The Museum of Tap Water (part 2)

Sunday, December 28th, 2008

As I noted earlier, Beijing has a museum devoted to tap water — apparently the only one in the world. Another translation of its name is the Beijing Water Supply Museum. It was incredibly hard to find. None of a dozen people in the neighborhood knew where it was. It is on the grounds of the government company that supplies tap water. While I was there, there was only one other visitor, an American. Like me, he’d noticed it on Google Maps.

I loved it. One of the exhibits was called “10-Day Imperial Approval”. Permission to start the water company (around 1910) was requested from the Emperor. Approval came in a lightning-fast ten days from the Emperor’s mother on yellow paper. Only the Emperor, his father, and his mother were allowed to use yellow in decorative ways. The penalty for breaking this rule was death. In the early days of the water company, slips of paper gave you permission to collect your water in a bucket. A photo of an early president of the company (thin, young, shaved head, high-collar traditional shirt) made him look more like a dashing criminal than a captain of industry.

For anti-terrorist reasons, there was nothing about how the water was processed.

Museums are usually devoted to the rare, beautiful, and intricate, which why a museum of tap water sounds like a joke. When Paul Goldberger, the New Yorker’s architecture critic, devotes his best-buildings-of-the-year list to nine show-off buildings and an art exhibit — none of them advancing the art of making the houses and workplaces where we spend most of our lives — I am glad to see agreement that something is missing.

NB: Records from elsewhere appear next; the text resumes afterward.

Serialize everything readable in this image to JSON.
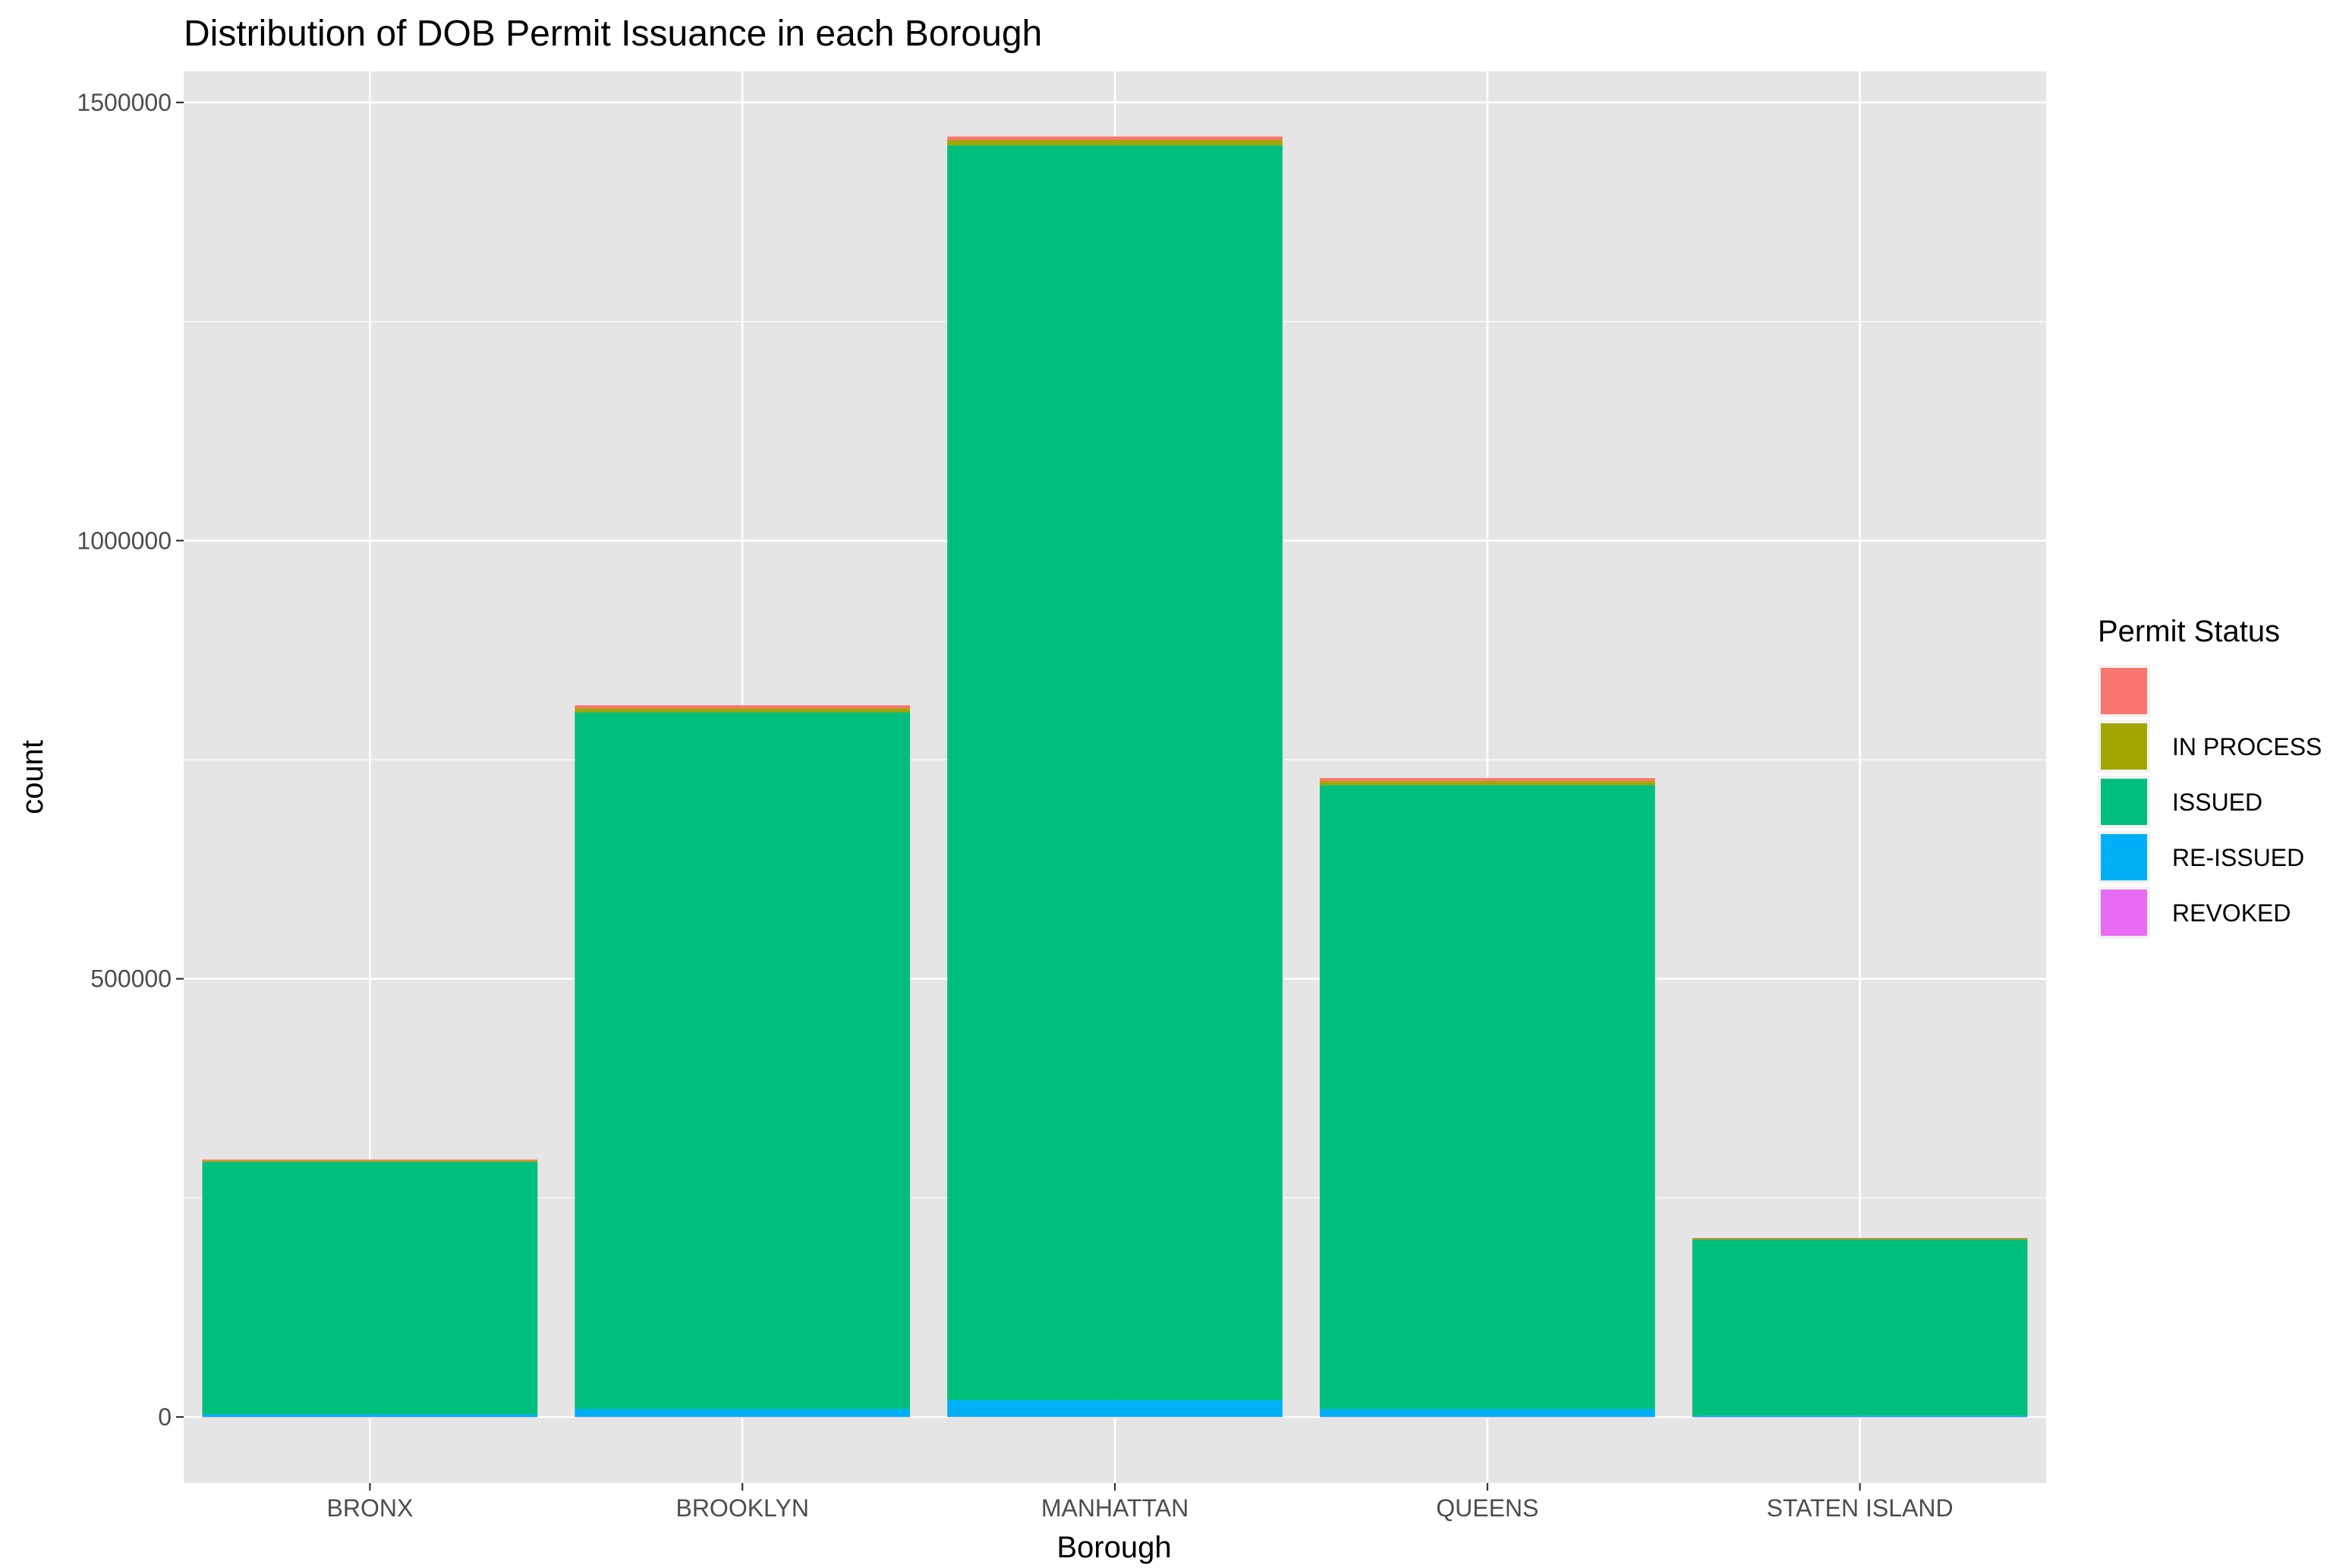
{
  "chart_data": {
    "type": "bar",
    "stacked": true,
    "title": "Distribution of DOB Permit Issuance in each Borough",
    "xlabel": "Borough",
    "ylabel": "count",
    "categories": [
      "BRONX",
      "BROOKLYN",
      "MANHATTAN",
      "QUEENS",
      "STATEN ISLAND"
    ],
    "ylim": [
      -75000,
      1520000
    ],
    "yticks": [
      0,
      500000,
      1000000,
      1500000
    ],
    "ytick_labels": [
      "0",
      "500000",
      "1000000",
      "1500000"
    ],
    "grid": true,
    "legend_position": "right",
    "legend_title": "Permit Status",
    "stack_order_bottom_to_top": [
      "REVOKED",
      "RE-ISSUED",
      "ISSUED",
      "IN PROCESS",
      ""
    ],
    "series": [
      {
        "name": "",
        "color": "#F8766D",
        "values": [
          1200,
          3500,
          4000,
          3500,
          800
        ]
      },
      {
        "name": "IN PROCESS",
        "color": "#A3A500",
        "values": [
          1500,
          4500,
          6000,
          4500,
          1000
        ]
      },
      {
        "name": "ISSUED",
        "color": "#00BF7D",
        "values": [
          288000,
          795000,
          1432000,
          712000,
          201000
        ]
      },
      {
        "name": "RE-ISSUED",
        "color": "#00B0F6",
        "values": [
          3000,
          9000,
          19000,
          9000,
          1500
        ]
      },
      {
        "name": "REVOKED",
        "color": "#E76BF3",
        "values": [
          50,
          100,
          150,
          100,
          30
        ]
      }
    ],
    "panel_color": "#E5E5E5",
    "grid_color": "#FFFFFF"
  }
}
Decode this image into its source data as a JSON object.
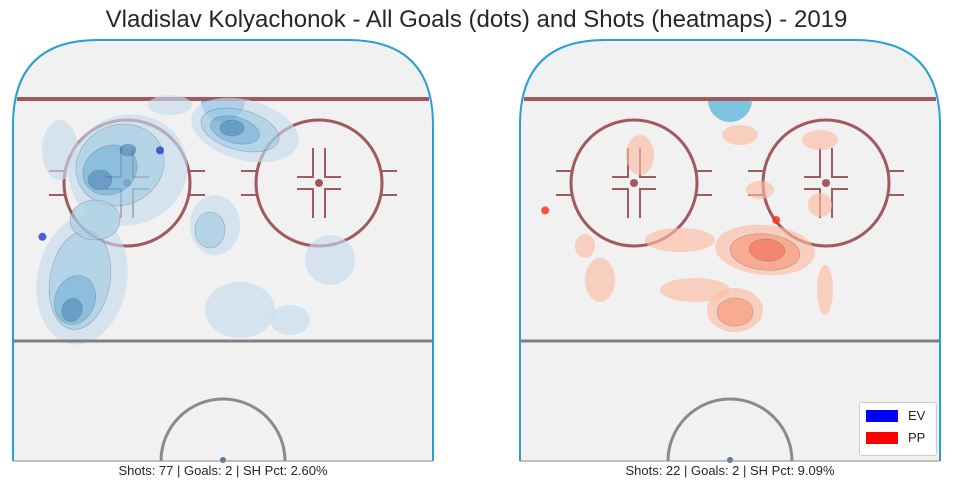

The other visitor was in Beijing to visit his sister, a high school exchange student, living with a family that speaks no English, who had checked the wrong box on her visa application and was unable to come home for Christmas. She was having a great time and now wanted to apply to a college with a Flagship Program — you go to the American school for two years and then a Chinese school for the last two years. What a sea change! Americans treat another country as equal. Americans grasp that someone else might have something to teach us. At Berkeley a few years ago, the psychology department had a day-long meeting to discuss various issues. About one of them, I suggested that we look at how other deparments had handled it; maybe we could learn from them. Bad idea, I was told, they’re supposed to copy us.